Hypatia had probed and purified her heart, and she felt, though she loved him now with a force and passionate feeling hitherto unsuspected, that she could not for worlds have accepted his hand, even had he offered it.

They were now two different people. She, after trial, change, and the bitterness of lost illusions, had vowed herself to the life-devotion which succeeds the sanguine expectation of mighty work among the heathen. He, the haggard, war-worn soldier, sick unto death and sore wounded – ah! so unlike the trim sportsman and correctly attired country gentleman of the old half-forgotten life.

He was the first to speak. She gazed on him with the pitying tenderness of womanhood shining through her troubled eyes.

"A strange meeting, Miss Tollemache, in a strange land!" he said, with a brave attempt to smile. "Rather a change from Hereford here! Who would have thought of seeing you here, of all people?"

She made haste to reply, lest the unshed tears should resist all efforts to control them. She would have thrown herself on her knees by the side of his couch and clasped his wasted hand, had she dared to give vent to her feelings. Then she spoke lightly, though her mouth quivered with the effort.

"Isn't it hard to say where you may fall in with any given man, or woman either, if it comes to that, in these exciting days?"

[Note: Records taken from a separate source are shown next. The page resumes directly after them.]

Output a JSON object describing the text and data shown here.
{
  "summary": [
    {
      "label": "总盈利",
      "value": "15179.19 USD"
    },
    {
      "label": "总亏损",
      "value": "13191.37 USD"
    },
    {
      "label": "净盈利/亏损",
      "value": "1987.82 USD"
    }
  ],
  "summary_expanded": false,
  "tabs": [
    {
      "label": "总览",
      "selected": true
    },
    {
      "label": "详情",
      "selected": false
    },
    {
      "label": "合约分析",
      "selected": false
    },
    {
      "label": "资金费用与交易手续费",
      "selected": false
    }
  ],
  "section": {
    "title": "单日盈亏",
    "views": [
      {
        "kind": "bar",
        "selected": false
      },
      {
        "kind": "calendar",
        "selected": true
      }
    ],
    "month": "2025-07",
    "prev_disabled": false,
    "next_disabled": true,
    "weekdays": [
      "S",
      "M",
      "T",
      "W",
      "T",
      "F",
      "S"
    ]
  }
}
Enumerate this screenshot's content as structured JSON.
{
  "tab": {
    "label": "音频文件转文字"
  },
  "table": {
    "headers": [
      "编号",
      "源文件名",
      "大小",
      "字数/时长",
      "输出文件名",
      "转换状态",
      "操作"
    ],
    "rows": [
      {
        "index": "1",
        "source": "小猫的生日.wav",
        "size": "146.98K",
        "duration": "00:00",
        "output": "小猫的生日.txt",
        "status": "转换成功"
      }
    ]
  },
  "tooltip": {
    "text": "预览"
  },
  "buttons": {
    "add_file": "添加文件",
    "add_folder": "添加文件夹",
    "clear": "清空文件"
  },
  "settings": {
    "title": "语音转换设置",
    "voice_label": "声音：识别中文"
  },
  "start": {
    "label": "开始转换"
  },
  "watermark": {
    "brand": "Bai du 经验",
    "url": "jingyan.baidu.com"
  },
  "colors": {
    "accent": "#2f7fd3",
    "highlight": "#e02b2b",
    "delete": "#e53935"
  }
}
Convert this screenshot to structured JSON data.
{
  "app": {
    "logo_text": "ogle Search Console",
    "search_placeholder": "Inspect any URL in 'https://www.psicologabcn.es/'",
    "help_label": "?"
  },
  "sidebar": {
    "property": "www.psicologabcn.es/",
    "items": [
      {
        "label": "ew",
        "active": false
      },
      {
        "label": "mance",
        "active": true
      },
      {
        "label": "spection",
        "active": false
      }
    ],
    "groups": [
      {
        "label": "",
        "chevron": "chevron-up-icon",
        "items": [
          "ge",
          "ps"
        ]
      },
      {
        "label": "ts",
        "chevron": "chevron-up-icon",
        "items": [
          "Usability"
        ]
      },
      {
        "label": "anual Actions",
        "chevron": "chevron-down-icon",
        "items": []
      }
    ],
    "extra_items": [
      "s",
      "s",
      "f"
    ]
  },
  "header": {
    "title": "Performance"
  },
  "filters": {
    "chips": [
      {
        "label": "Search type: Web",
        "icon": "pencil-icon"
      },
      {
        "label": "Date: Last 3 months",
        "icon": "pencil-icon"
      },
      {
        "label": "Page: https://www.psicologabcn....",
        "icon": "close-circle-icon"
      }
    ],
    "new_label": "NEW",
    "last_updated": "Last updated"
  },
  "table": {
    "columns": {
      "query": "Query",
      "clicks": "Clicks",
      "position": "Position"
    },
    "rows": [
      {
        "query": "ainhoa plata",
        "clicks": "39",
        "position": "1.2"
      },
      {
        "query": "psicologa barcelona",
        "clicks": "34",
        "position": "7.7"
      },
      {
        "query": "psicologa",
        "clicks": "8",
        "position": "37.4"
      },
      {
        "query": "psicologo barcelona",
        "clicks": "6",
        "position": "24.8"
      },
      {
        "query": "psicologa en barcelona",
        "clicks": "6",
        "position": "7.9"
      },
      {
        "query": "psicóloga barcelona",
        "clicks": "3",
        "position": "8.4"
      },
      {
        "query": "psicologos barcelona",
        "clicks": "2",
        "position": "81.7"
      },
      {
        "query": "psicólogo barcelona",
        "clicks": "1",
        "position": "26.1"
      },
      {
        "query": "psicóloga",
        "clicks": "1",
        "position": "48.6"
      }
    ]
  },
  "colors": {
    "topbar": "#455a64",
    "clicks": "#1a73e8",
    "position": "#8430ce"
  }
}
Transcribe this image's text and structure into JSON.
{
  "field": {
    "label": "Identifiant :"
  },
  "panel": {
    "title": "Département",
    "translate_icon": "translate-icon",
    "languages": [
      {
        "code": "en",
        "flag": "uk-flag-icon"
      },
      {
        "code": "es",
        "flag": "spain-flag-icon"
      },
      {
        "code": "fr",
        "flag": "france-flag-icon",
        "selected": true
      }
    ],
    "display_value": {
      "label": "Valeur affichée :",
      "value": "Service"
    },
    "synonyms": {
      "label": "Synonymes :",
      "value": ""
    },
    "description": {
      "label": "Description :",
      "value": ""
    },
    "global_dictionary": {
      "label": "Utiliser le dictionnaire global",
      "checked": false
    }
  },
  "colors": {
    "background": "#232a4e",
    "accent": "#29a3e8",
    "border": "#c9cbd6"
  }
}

"Certainly you are the last person I ever expected to see here," he made answer, half musingly. "In New Zealand of all places, and at this particular mission station!"

"It is easy of explanation. I was tired of London life – disillusioned, if you will. You prophesied it, you may remember; and hearing from my old schoolfellow, Mary Summers, that she was hard pressed for help in her work, took my passage, and here I am."

"So I see," he replied gravely. "And from what I have heard lately, I heartily wish that you were anywhere else."

"But, surely, if there be danger – and I suppose you mean that – I have no more right to be shielded than another."

"Mrs. Summers, whom I deeply respect, has followed her husband in the path of a plain duty. But why you, without ties or adequate reason, should have volunteered for this forlorn hope, I cannot comprehend. It is the personal sacrifice which has a charm for some women, I suppose," he went on.

"And for some men," she retorted, "else why should you be here, wounded almost to the death in a quarrel in which you had no share, and which I believe in my heart you consider unjust. When will men come to understand that women differ widely among themselves, and are attracted, even as they are, by novelty and adventure?"